Towards universal coverage

Finding a way to overcome barriers
Finding a way to overcome barriers

Even when basic health services are available and affordable, difficult living conditions and socio-cultural obstacles prevent many people in need from accessing prevention, diagnosis and treatment for malaria, HIV/AIDS and TB. Barriers to access include distance (transportation and patients time costs), household food insecurity or poor access to water, and intangible factors (culture, gender and other types of discrimination, lack of information and education). This programme aims to provide options to address a broad range of factors and improve the availability, quality and uptake of health services.

Building a roadmap

SPI works closely with countries in designing a roadmap towards universal coverage of prevention and treatment for HIV/AIDS, TB and malaria. Assisting countries to address constraints for the provision of affordable and responsive health care for the most vulnerable amid shortages of resources is the key challenge for the programme.

Ownership is one of the principles in advancing that agenda forward. Critical for achieving universal coverage is government commitment to public and transparent processes involving users and providers alike. SPI envisions a pathway in which stakeholders engage collectively to reassess existing policies and practices, identify new solutions and participate in their design and implementation. By engaging stakeholders now and focusing on practical, solvable issues, progress can be rapid and robust.

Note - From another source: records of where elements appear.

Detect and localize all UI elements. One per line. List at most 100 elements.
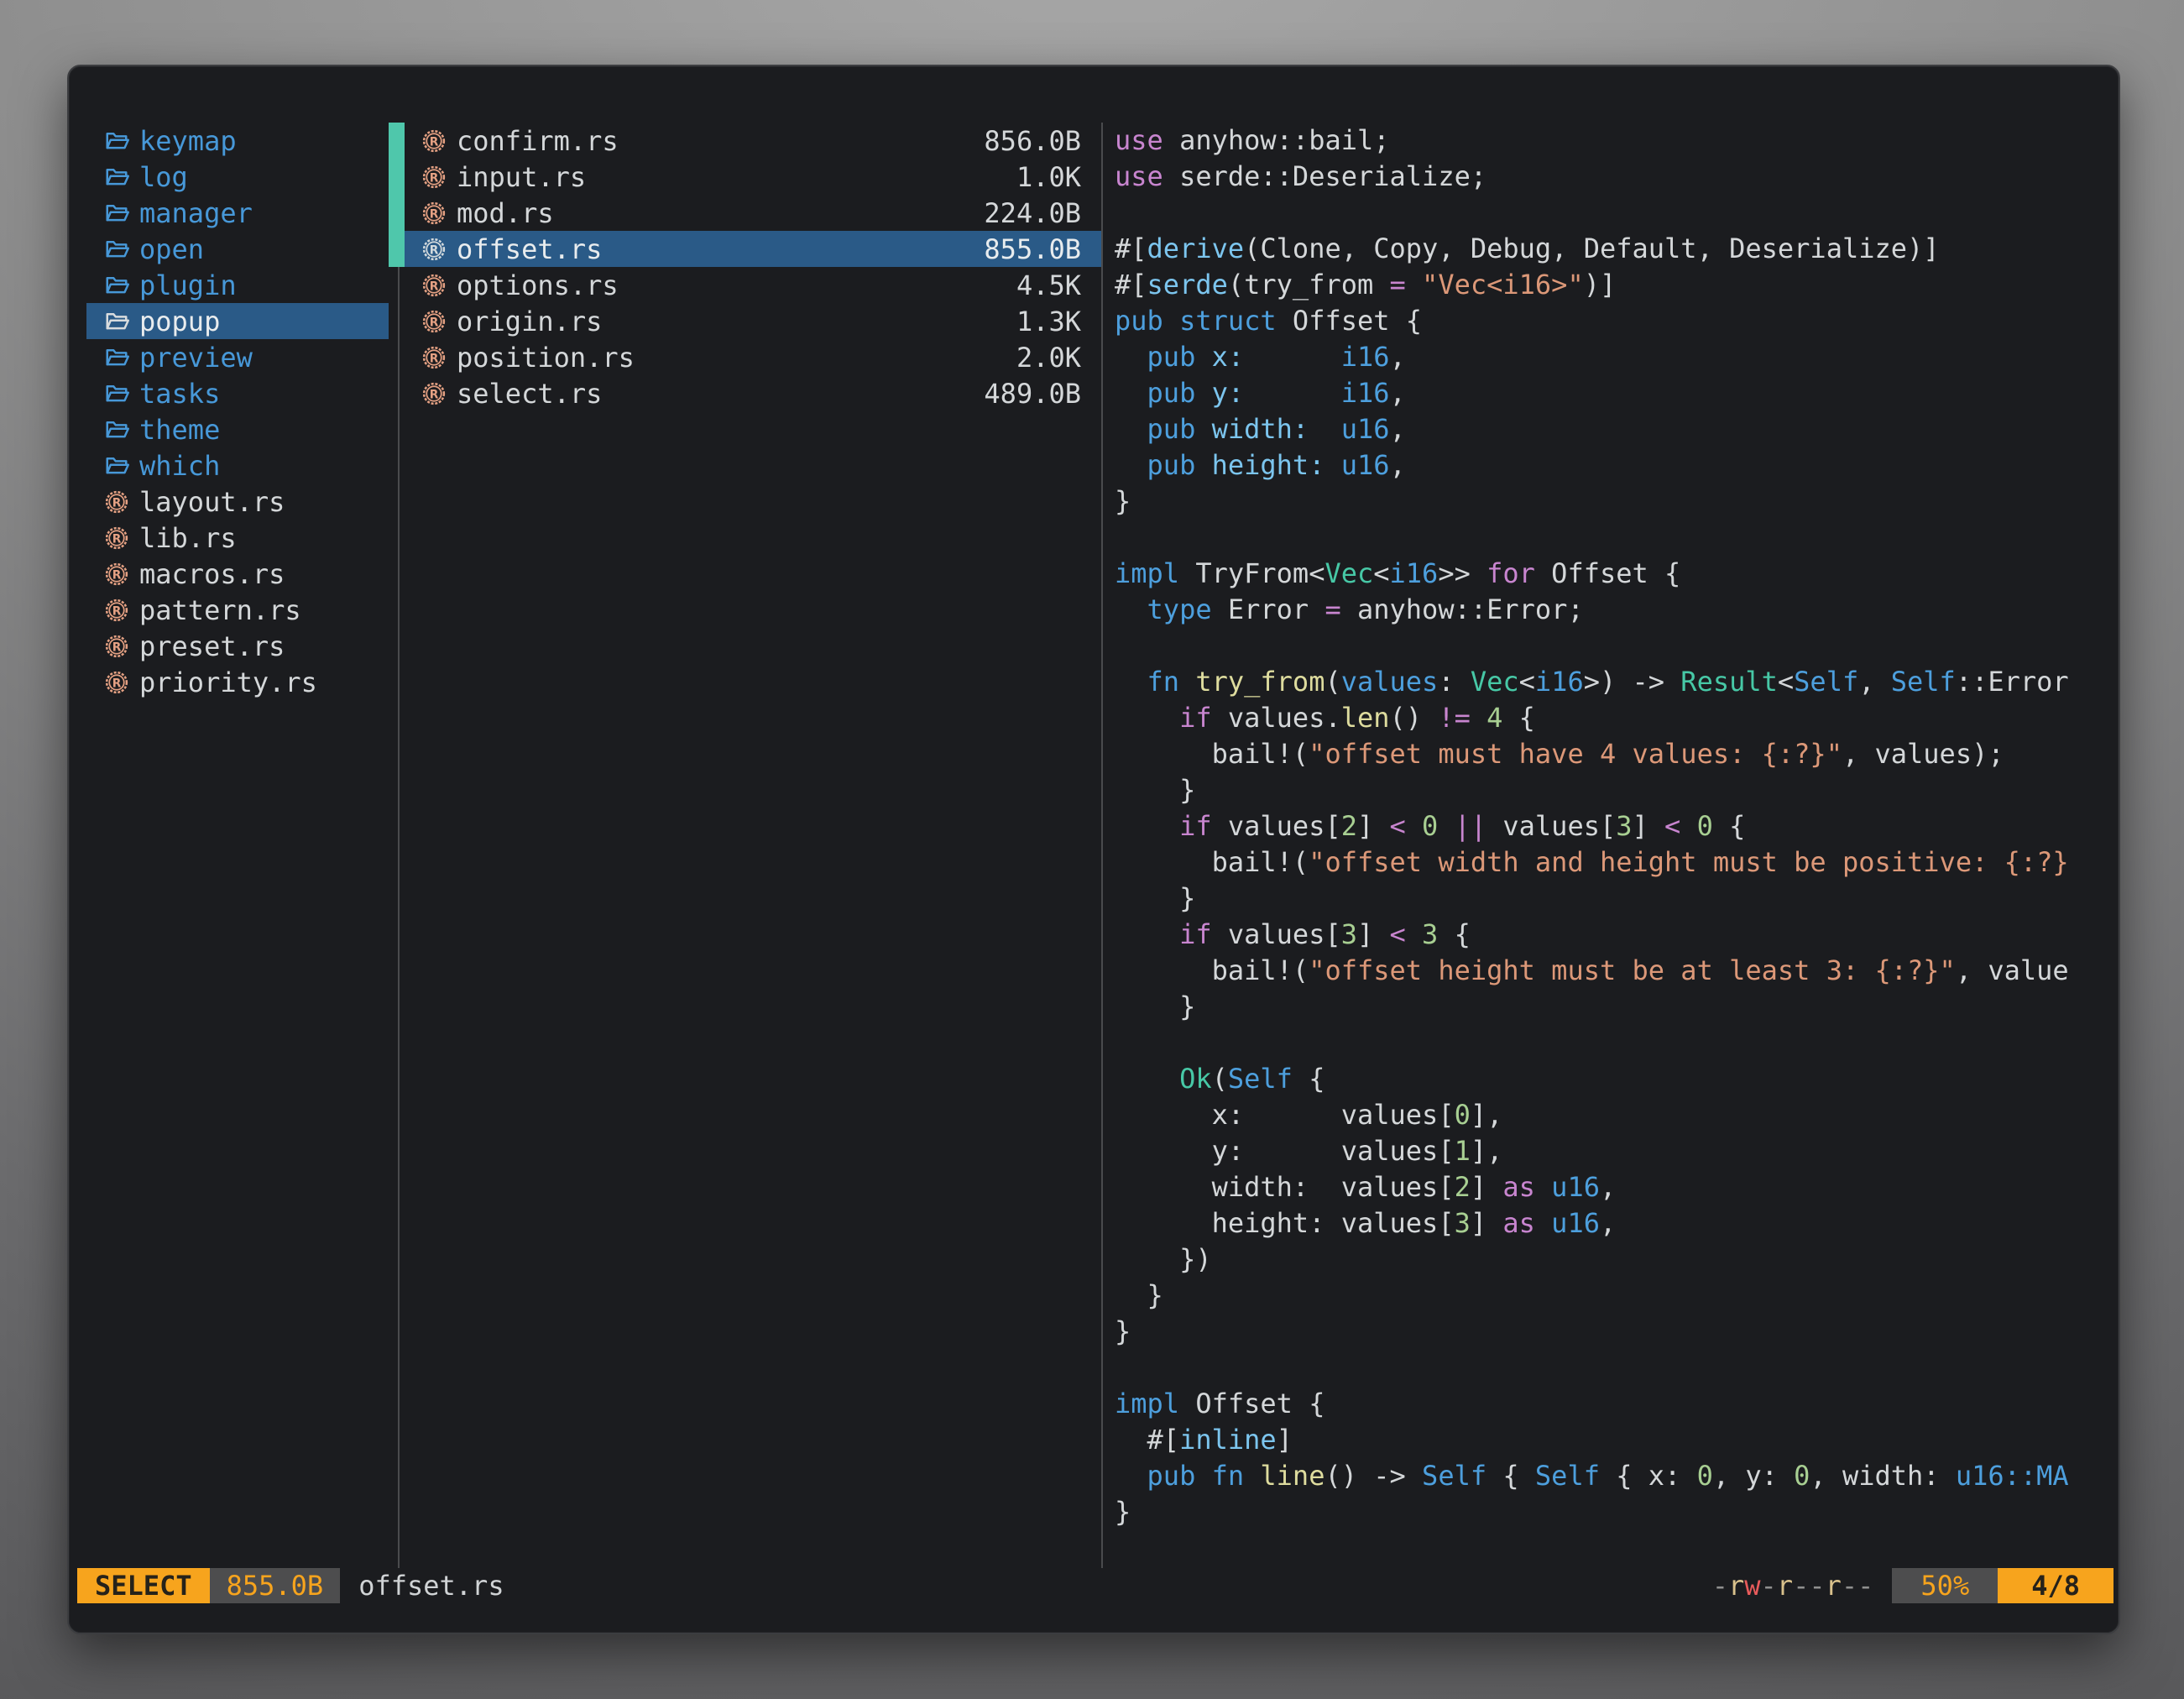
code-token: try_from xyxy=(1195,666,1325,698)
code-token: if xyxy=(1179,702,1212,734)
file-size: 224.0B xyxy=(984,197,1081,229)
item-label: layout.rs xyxy=(139,486,285,518)
file-row-select-rs[interactable]: Rselect.rs489.0B xyxy=(405,375,1101,411)
code-token: , xyxy=(1600,1207,1616,1239)
code-token: ::Error xyxy=(1956,666,2069,698)
code-token xyxy=(1115,810,1179,842)
code-token: , xyxy=(1390,341,1406,373)
code-token: 0 xyxy=(1794,1460,1810,1492)
code-line: #[serde(try_from = "Vec<i16>")] xyxy=(1115,267,2112,303)
sidebar-item-lib-rs[interactable]: Rlib.rs xyxy=(86,520,389,556)
preview-pane[interactable]: use anyhow::bail;use serde::Deserialize;… xyxy=(1115,123,2112,1570)
sidebar-item-preview[interactable]: preview xyxy=(86,339,389,375)
code-token xyxy=(1115,341,1147,373)
item-label: tasks xyxy=(139,378,220,410)
code-token: 0 xyxy=(1455,1099,1471,1131)
code-token xyxy=(1244,1460,1260,1492)
code-token: height: xyxy=(1212,449,1325,481)
code-token xyxy=(1115,413,1147,445)
code-token: pub xyxy=(1147,377,1196,409)
sidebar-item-layout-rs[interactable]: Rlayout.rs xyxy=(86,484,389,520)
code-token xyxy=(1115,593,1147,625)
code-token: { xyxy=(1293,1063,1325,1095)
svg-text:R: R xyxy=(430,171,439,185)
code-line: use serde::Deserialize; xyxy=(1115,159,2112,195)
code-token: Vec xyxy=(1325,557,1373,589)
svg-text:R: R xyxy=(430,207,439,221)
item-label: pattern.rs xyxy=(139,594,301,626)
code-token: } xyxy=(1115,1496,1131,1528)
file-size: 4.5K xyxy=(1016,269,1081,301)
permission-flag: r xyxy=(1826,1570,1842,1602)
item-label: which xyxy=(139,450,220,482)
code-token: ( xyxy=(1325,666,1340,698)
sidebar-item-popup[interactable]: popup xyxy=(86,303,389,339)
sidebar-item-macros-rs[interactable]: Rmacros.rs xyxy=(86,556,389,592)
sidebar-item-log[interactable]: log xyxy=(86,159,389,195)
code-token: pub xyxy=(1147,341,1196,373)
sidebar-item-theme[interactable]: theme xyxy=(86,411,389,447)
code-token: Offset { xyxy=(1277,305,1422,337)
code-token: use xyxy=(1115,124,1163,156)
svg-text:R: R xyxy=(430,352,439,365)
item-label: macros.rs xyxy=(139,558,285,590)
file-row-options-rs[interactable]: Roptions.rs4.5K xyxy=(405,267,1101,303)
svg-text:R: R xyxy=(112,677,122,690)
file-name: position.rs xyxy=(457,342,635,374)
rust-file-icon: R xyxy=(104,489,129,515)
code-token: TryFrom< xyxy=(1179,557,1325,589)
rust-file-icon: R xyxy=(104,562,129,587)
code-token: } xyxy=(1115,1315,1131,1347)
code-line: pub width: u16, xyxy=(1115,411,2112,447)
status-bar: SELECT 855.0B offset.rs -rw-r--r-- 50% 4… xyxy=(77,1568,2113,1603)
code-token: values[ xyxy=(1212,810,1341,842)
code-token: serde::Deserialize; xyxy=(1163,160,1486,192)
sidebar-item-open[interactable]: open xyxy=(86,231,389,267)
code-token: { xyxy=(1502,702,1535,734)
code-line xyxy=(1115,195,2112,231)
sidebar-item-plugin[interactable]: plugin xyxy=(86,267,389,303)
code-token: Self xyxy=(1422,1460,1486,1492)
code-token: ( xyxy=(1212,1063,1228,1095)
code-token: ] xyxy=(1357,810,1390,842)
code-token: < xyxy=(1778,666,1794,698)
code-token: () -> xyxy=(1325,1460,1422,1492)
code-line: type Error = anyhow::Error; xyxy=(1115,592,2112,628)
code-token xyxy=(1195,413,1211,445)
code-token: u16 xyxy=(1341,413,1390,445)
code-token: = xyxy=(1390,269,1406,301)
code-token: ], xyxy=(1471,1135,1503,1167)
permission-flag: r xyxy=(1728,1570,1744,1602)
code-token xyxy=(1406,269,1422,301)
file-row-origin-rs[interactable]: Rorigin.rs1.3K xyxy=(405,303,1101,339)
file-row-position-rs[interactable]: Rposition.rs2.0K xyxy=(405,339,1101,375)
parent-directory-pane: keymaplogmanageropenpluginpopuppreviewta… xyxy=(86,123,389,700)
code-token: i16 xyxy=(1341,377,1390,409)
sidebar-item-priority-rs[interactable]: Rpriority.rs xyxy=(86,664,389,700)
rust-file-icon: R xyxy=(104,670,129,695)
code-token: Offset { xyxy=(1179,1388,1325,1419)
file-row-offset-rs[interactable]: Roffset.rs855.0B xyxy=(405,231,1101,267)
code-token: () xyxy=(1390,702,1439,734)
sidebar-item-tasks[interactable]: tasks xyxy=(86,375,389,411)
rust-file-icon: R xyxy=(104,634,129,659)
code-token: , values); xyxy=(1842,738,2004,770)
code-token: u16 xyxy=(1341,449,1390,481)
code-token: 4 xyxy=(1486,702,1502,734)
file-row-input-rs[interactable]: Rinput.rs1.0K xyxy=(405,159,1101,195)
file-row-mod-rs[interactable]: Rmod.rs224.0B xyxy=(405,195,1101,231)
scroll-percent-chip: 50% xyxy=(1892,1568,1998,1603)
sidebar-item-keymap[interactable]: keymap xyxy=(86,123,389,159)
permission-flag: -- xyxy=(1842,1570,1874,1602)
code-token: i16 xyxy=(1535,666,1584,698)
sidebar-item-manager[interactable]: manager xyxy=(86,195,389,231)
code-token: } xyxy=(1115,1279,1163,1311)
folder-open-icon xyxy=(104,417,129,442)
file-row-confirm-rs[interactable]: Rconfirm.rs856.0B xyxy=(405,123,1101,159)
sidebar-item-pattern-rs[interactable]: Rpattern.rs xyxy=(86,592,389,628)
code-token: , width: xyxy=(1810,1460,1955,1492)
code-token: "offset height must be at least 3: {:?}" xyxy=(1309,954,1956,986)
code-line: }) xyxy=(1115,1242,2112,1278)
sidebar-item-which[interactable]: which xyxy=(86,447,389,484)
sidebar-item-preset-rs[interactable]: Rpreset.rs xyxy=(86,628,389,664)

To provide countries with options for progressing towards univeral coverage, SPI is developing scenarios to forecast the costs and impact of scaling up a combined package of HIV/AIDS, TB and malaria interventions. Part of this scenario-building approach involves estimating the total cost for users to seek care and the impact of removing user fees for selected interventions. SPI is also engaged in developing a set of tools for countries to identify and implement "enablers" to facilitate the delivery and uptake of services. Both providers and users will be involved in the planning and implementation of these strategies.


This Programme is carried out in partnership with the Alliance for Health Policy and Systems Research of WHO, and in close collaboration with WHO Regional and Country Offices. It is supported by funds from the governments of Denmark, Italy and the UK.